With just one month left of the season, St. Lawrence Seaway cargo shipments are expected to finish ahead of 2013 after a remarkable year of grain exports and steel imports.
According to the St. Lawrence Seaway, total cargo shipments reached 34.6 million metric tons for the period from March 25 to November 30 — up 5 percent over the same period last year. Seaway management expect the season will close ahead of last year by a similar margin.
Grain shipments (Canadian and U.S.) tallied 10.1 million metric tons, up 44 percent over 2013. The vast majority of that uplift has come from record Canadian crops, but U.S. grain to date is also up by 30 percent. Grain shipments through the Port of Toledo have been at their highest level in four years.
Renewed construction activity and automotive manufacturing lifted steel shipments by 80 percent to 2.2 million metric tons this season with ports including Detroit, Toledo, Milwaukee and Cleveland all benefiting from the increase.
Weather was a factor at the Port of Oswego Authority in November.

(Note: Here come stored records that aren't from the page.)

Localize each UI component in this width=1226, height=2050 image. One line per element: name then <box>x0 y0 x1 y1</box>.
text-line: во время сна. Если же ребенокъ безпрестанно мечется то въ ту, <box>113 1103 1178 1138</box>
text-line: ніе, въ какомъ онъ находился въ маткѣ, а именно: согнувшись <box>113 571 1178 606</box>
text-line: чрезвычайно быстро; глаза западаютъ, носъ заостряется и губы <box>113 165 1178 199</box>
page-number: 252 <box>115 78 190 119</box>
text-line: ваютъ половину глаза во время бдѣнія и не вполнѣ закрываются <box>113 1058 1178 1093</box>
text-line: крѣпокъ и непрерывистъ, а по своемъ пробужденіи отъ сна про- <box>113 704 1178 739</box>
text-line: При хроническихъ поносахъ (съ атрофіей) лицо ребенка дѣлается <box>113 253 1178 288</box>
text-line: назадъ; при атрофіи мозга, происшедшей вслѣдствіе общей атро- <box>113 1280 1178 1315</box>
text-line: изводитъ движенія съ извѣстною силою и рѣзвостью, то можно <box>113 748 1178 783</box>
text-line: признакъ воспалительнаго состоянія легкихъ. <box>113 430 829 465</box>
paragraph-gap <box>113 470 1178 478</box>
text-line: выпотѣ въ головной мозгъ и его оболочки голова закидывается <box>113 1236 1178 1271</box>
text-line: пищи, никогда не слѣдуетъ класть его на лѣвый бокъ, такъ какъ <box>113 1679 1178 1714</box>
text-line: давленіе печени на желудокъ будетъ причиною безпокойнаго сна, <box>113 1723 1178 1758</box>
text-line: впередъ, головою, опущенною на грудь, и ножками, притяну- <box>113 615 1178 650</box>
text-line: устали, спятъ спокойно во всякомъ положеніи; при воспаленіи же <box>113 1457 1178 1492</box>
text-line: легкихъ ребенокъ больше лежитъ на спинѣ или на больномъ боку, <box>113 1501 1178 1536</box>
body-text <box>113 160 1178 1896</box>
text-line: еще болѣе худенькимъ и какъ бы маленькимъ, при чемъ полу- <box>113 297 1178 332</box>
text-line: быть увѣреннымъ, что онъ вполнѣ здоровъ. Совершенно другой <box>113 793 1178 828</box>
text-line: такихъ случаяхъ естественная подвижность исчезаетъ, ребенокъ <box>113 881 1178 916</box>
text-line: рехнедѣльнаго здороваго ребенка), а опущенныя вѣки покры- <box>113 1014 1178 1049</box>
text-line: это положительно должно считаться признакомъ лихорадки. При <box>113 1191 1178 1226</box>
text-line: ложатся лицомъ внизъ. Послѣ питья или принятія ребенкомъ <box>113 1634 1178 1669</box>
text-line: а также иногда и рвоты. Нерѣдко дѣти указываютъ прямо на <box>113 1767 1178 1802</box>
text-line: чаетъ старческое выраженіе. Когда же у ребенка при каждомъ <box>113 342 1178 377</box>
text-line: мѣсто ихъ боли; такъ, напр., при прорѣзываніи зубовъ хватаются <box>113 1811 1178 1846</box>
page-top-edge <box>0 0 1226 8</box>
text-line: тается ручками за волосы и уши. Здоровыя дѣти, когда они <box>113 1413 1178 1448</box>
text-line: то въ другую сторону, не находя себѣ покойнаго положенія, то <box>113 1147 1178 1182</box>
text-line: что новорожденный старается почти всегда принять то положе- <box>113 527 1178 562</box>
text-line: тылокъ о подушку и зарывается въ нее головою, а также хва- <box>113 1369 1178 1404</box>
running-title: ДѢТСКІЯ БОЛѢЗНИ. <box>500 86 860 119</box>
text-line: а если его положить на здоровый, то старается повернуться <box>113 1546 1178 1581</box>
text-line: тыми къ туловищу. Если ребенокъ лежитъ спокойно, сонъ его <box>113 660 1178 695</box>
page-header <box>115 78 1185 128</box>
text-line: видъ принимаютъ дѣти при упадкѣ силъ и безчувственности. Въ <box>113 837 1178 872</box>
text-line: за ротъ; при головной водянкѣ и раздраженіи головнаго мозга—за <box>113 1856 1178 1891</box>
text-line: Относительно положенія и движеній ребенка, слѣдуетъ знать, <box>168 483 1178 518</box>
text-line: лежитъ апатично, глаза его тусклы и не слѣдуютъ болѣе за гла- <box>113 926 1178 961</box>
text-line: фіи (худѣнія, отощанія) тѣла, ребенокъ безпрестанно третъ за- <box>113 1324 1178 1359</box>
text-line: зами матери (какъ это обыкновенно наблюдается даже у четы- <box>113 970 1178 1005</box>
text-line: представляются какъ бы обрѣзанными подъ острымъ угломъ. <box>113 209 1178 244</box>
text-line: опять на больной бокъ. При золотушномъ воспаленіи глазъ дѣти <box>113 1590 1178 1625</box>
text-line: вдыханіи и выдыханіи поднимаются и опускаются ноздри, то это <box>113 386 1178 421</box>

“While there were some delays, the port continues to be on target with aluminum shipments,” said Zelko Kirincich, port executive director and CEO. “We received three shipments of aluminum on McKeil barges totaling 20,228 MT and we expect a peak in December as the season comes to a close.”
Nearly 2 million metric tons of new business also helped to offset decreases in iron ore and coal shipments this year. Close to a fifth of that total has been salt imports heading to destinations such as Detroit, Toledo and Milwaukee. These have been supplementing a huge demand by cities, towns, businesses, schools and hospitals for road salt from domestic mines. Salt shipments are up by 47 percent to 3 million metric tons.
• The bi-national Great Lakes-St. Lawrence Seaway marine industry generates $35 billion in business revenues and supports 227,000 jobs in the U.S. and Canada.